Leiftan silenciou-me com os lábios, espetando-me um beijo enquanto a sua mão na minha nuca me impedia de afastar. Poisei as mãos no seu peito, pronta para empurrá-lo, mas ele parou antes de ter a oportunidade. Não se afastou, nem me soltou, sussurrando a centímetros da minha boca:
— Não insistas. Estou a falar a sério.
— Mas…
Ele voltou a beijar-me e eu empurrei-o com força.

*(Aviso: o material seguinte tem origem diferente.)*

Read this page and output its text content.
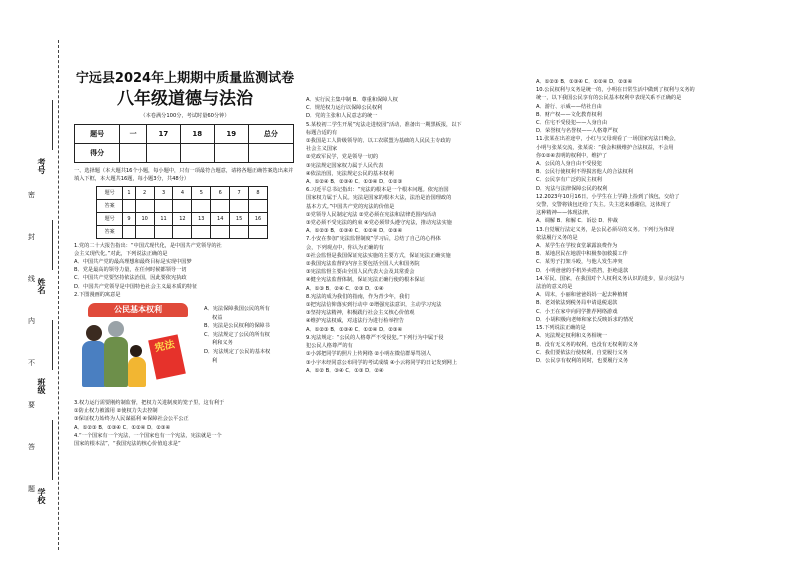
考号
姓名
班级
学校
密
封
线
内
不
要
答
题
宁远县2024年上期期中质量监测试卷
八年级道德与法治
（本卷满分100分，考试时量60分钟）
题号	一	17	18	19	总分
得分					

一、选择题（本大题共16个小题，每小题中，只有一项最符合题意，请将各题正确答案选出来并填入下框，本大题共16题，每小题3分，共48分）

题号	1	2	3	4	5	6	7	8
答案								
题号	9	10	11	12	13	14	15	16
答案								

1.党的二十大报告指出：“中国式现代化，是中国共产党领导的社

会主义现代化。”对此，下列说法正确的是

A．中国共产党的最高理想和最终目标是实现中国梦

B．党是最高的领导力量，在任何时候都领导一切

C．中国共产党要坚持依法治国，因此要依宪执政

D．中国共产党领导是中国特色社会主义最本质的特征

2.下图漫画的寓意是

公民基本权利
宪法

A．宪法保障我国公民的所有

权益

B．宪法是公民权利的保障书

C．宪法规定了公民的所有权

利和义务

D．宪法规定了公民的基本权

利

3.权力运行需要刚约制监督，把权力关进制度的笼子里，这有利于

①防止权力被滥用 ②使权力失去控制

③保证权力始终为人民谋福利 ④保障社会公平公正

A．①②③ B．①③④ C．①②④ D．②③④

4.“一个国家有一个宪法，一个国家也有一个宪法，宪法就是一个

国家的根本法”，“我国宪法的核心价值追求是”

A．实行民主集中制 B．尊重和保障人权

C．规范权力运行以保障公民权利

D．党的主张和人民意志的统一

5.某校初二学生开展“宪法走进校园”活动，准备出一期黑板报，以下

标题合适的有

①我国是工人阶级领导的、以工农联盟为基础的人民民主专政的

社会主义国家

②党政军民学，党是领导一切的

③宪法规定国家权力属于人民代表

④依法治国，宪法规定公民的基本权利

A．①②④ B．②③④ C．①③④ D．①②③

6.习近平总书记指出：“宪法的根本是一个根本问题。依宪治国

国家权力属于人民。宪法是国家的根本大法，法治是治国理政的

基本方式。”中国共产党的宪法的价值是

①党领导人民制定宪法 ②党必须在宪法和法律范围内活动

③党必须不受宪法的约束 ④党必须带头遵守宪法，推动宪法实施

A．①②③ B．①③④ C．①②④ D．②③④

7.小安在参加“宪法监督制度”学习后，总结了自己的心得体

会，下列观点中，你认为正确的有

①社会监督是我国保证宪法实施的主要方式，保证宪法正确实施

②我国宪法监督的内容主要包括全国人大和国务院

③宪法监督主要由全国人民代表大会及其常委会

④健全宪法监督体制，保证宪法正确行使的根本保证

A．①③ B．②④ C．②③ D．①④

8.宪法的成为我们的指南，作为青少年，我们

①把宪法信仰落实到行动中 ②增强宪法意识，主动学习宪法

③坚持宪法精神，积极践行社会主义核心价值观

④维护宪法权威，对违法行为进行检举控告

A．①②③ B．①③④ C．①②④ D．②③④

9.宪法规定：“公民的人格尊严不受侵犯。”下列行为中属于侵

犯公民人格尊严的有

①小郭把同学的照片上传网络 ②小明在微信群辱骂别人

③小宇未经同意公布同学的考试成绩 ④小云将同学的日记发到网上

A．①② B．③④ C．①③ D．②④

A．①②③ B．①③④ C．①②④ D．②③④

10.公民权利与义务是统一的，小明在日常生活中做到了权利与义务的

统一，以下我国公民享有的公民基本权利中表现关系不正确的是

A．游行、示威——结社自由

B．财产权——文化教育权利

C．住宅不受侵犯——人身自由

D．荣誉权与名誉权——人格尊严权

11.张某在出差途中，小红与父母观看了一场国家宪法日晚会，

小明与张某交流，张某说：“我会积极维护合法权益，不会用

你①②④表明的权利中，维护了

A．公民的人身自由不受侵犯

B．公民行使权利不得损害他人的合法权利

C．公民享有广泛的民主权利

D．宪法与法律保障公民的权利

12.2023年10月16日，小学生在上学路上捡到了钱包，交给了

交警，交警将钱包还给了失主。失主送来感谢信，这体现了

这种精神——体现法律，

A．调解 B．和解 C．诉讼 D．仲裁

13.自觉履行法定义务，是公民必须尽的义务。下列行为体现

依法履行义务的是

A．某学生在学校食堂暴露浪费作为

B．某地居民在地震中积极参加救援工作

C．某男子打架斗殴，与他人发生冲突

D．小明爸爸的手机外卖搭挡，拒绝退款

14.军民、国家，在我国对个人权利义务认识的进步，显示宪法与

法治的意义的是

A．周末，小丽和爸爸妈妈一起去种植树

B．老刘依法到税务局申请退税退款

C．小王在家中向同学推荐网络游戏

D．小胡积极向老师和家长反映诉求的情况

15.下列说法正确的是

A．宪法规定权利和义务相统一

B．没有无义务的权利，也没有无权利的义务

C．我们要依法行使权利，自觉履行义务

D．公民享有权利的同时，也要履行义务
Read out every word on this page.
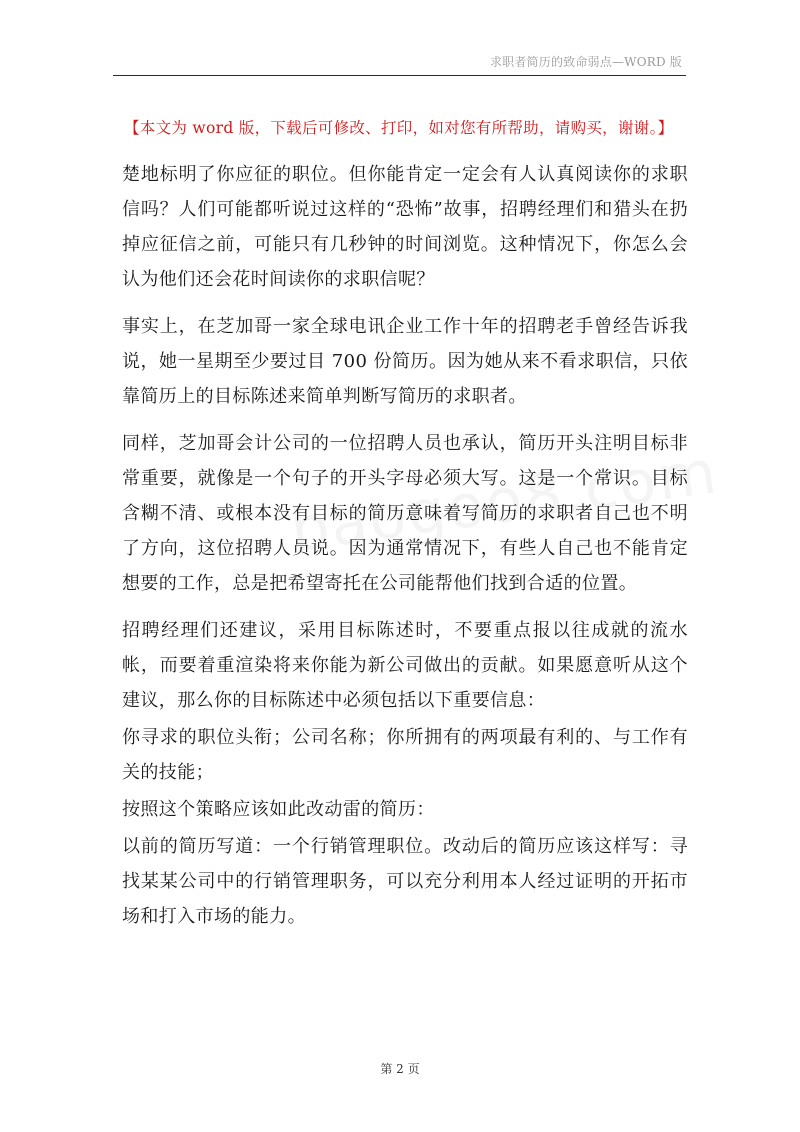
求职者简历的致命弱点—WORD 版
【本文为 word 版，下载后可修改、打印，如对您有所帮助，请购买，谢谢。】

楚地标明了你应征的职位。但你能肯定一定会有人认真阅读你的求职信吗？人们可能都听说过这样的“恐怖”故事，招聘经理们和猎头在扔掉应征信之前，可能只有几秒钟的时间浏览。这种情况下，你怎么会认为他们还会花时间读你的求职信呢？

事实上，在芝加哥一家全球电讯企业工作十年的招聘老手曾经告诉我说，她一星期至少要过目 700 份简历。因为她从来不看求职信，只依靠简历上的目标陈述来简单判断写简历的求职者。

同样，芝加哥会计公司的一位招聘人员也承认，简历开头注明目标非常重要，就像是一个句子的开头字母必须大写。这是一个常识。目标含糊不清、或根本没有目标的简历意味着写简历的求职者自己也不明了方向，这位招聘人员说。因为通常情况下，有些人自己也不能肯定想要的工作，总是把希望寄托在公司能帮他们找到合适的位置。

招聘经理们还建议，采用目标陈述时，不要重点报以往成就的流水帐，而要着重渲染将来你能为新公司做出的贡献。如果愿意听从这个建议，那么你的目标陈述中必须包括以下重要信息：

你寻求的职位头衔；公司名称；你所拥有的两项最有利的、与工作有关的技能；

按照这个策略应该如此改动雷的简历：

以前的简历写道：一个行销管理职位。改动后的简历应该这样写：寻找某某公司中的行销管理职务，可以充分利用本人经过证明的开拓市场和打入市场的能力。

第 2 页
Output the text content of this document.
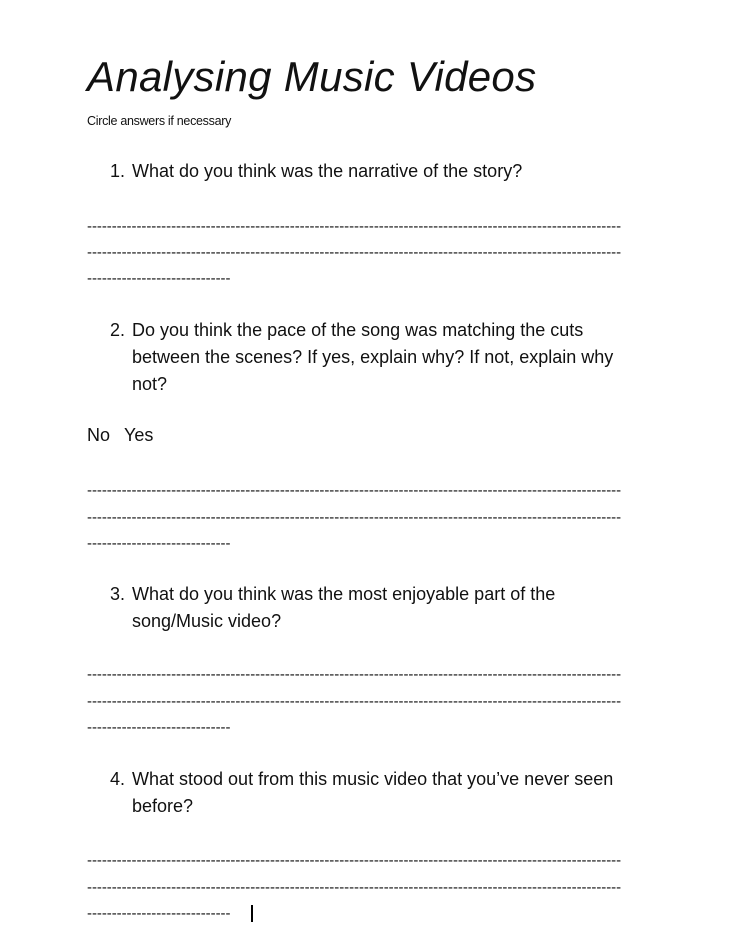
Analysing Music Videos
Circle answers if necessary
1. What do you think was the narrative of the story?
------------------------------------------------------------------------------------------------------------
------------------------------------------------------------------------------------------------------------
-----------------------------
2. Do you think the pace of the song was matching the cuts between the scenes? If yes, explain why? If not, explain why not?
No Yes
------------------------------------------------------------------------------------------------------------
------------------------------------------------------------------------------------------------------------
-----------------------------
3. What do you think was the most enjoyable part of the song/Music video?
------------------------------------------------------------------------------------------------------------
------------------------------------------------------------------------------------------------------------
-----------------------------
4. What stood out from this music video that you’ve never seen before?
------------------------------------------------------------------------------------------------------------
------------------------------------------------------------------------------------------------------------
-----------------------------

Descolei as nossas bocas, mas o investigador enrolou um braço na minha cintura para me segurar contra ele.
— Para de me beijar! — ralhei.
— Para de insistir — volveu ele — Eu prometi pedir autorização antes de te beijar, mas se voltares a puxar esse assunto, enfio-te a língua na boca!
— O quê?! — guinchei, corando, enquanto um grito enojado vinha do corredor.
— Ai, gostaria tanto de ser surdo agora! — queixava-se a voz de Ezarel — Ó Mãe, porque é que deste ouvidos tão apurados aos teus filhos?! Ó Pai, acode-me e sopra as palavras destes depravados para longe de mim! — a porta do quarto estremeceu com a força de um pontapé — Porcos!
Eu e Leiftan trocámos um olhar arregalado. Ele tentou conter-se, mas acabou por soltar uma pequena gargalhada.
— Parece que o nosso pequeno arranjo deixou de ser segredo… O Nevra vai ficar possesso!
— Porquê? — perguntei, confusa.
Leiftan ergueu uma sobrancelha muito ligeiramente.
— Nunca reparaste?
— No quê?
— Ele está muitíssimo interessado em ti!
— Está interessado nas minhas veias — corrigi.
— Ele quer um pouco mais do que as tuas veias…
— Porque é um mulherengo que se atira a qualquer rabo de saia que passa por ele!
— Não é só isso — negou Leiftan — Ele está fascinado contigo. Não tenho a certeza se é um fascínio romântico, mas…
— Não importa — interrompi-o, soltando-me dos seus braços e encaminhando-me para a minha mochila — Não importa, não quero saber. Eu não estou interessada em envolvimentos românticos. Podemos dizer aos outros que o nosso “pequeno arranjo” é um namoro, mas vamos “terminar a relação” assim que eu tiver Maana suficiente para reconstruir a minha casca humana. Entendido?
— Perfeitamente. Mas tenho uma questão… até onde estás disposta a ir para fingir que somos namorados?
Virei-me e deparei-me com um sorriso matreiro escondido atrás de uma mão. Estendi a minha mão para a pequena adaga guardada na minha mochila e Leiftan apressou o passo para fora do quarto, rindo baixinho.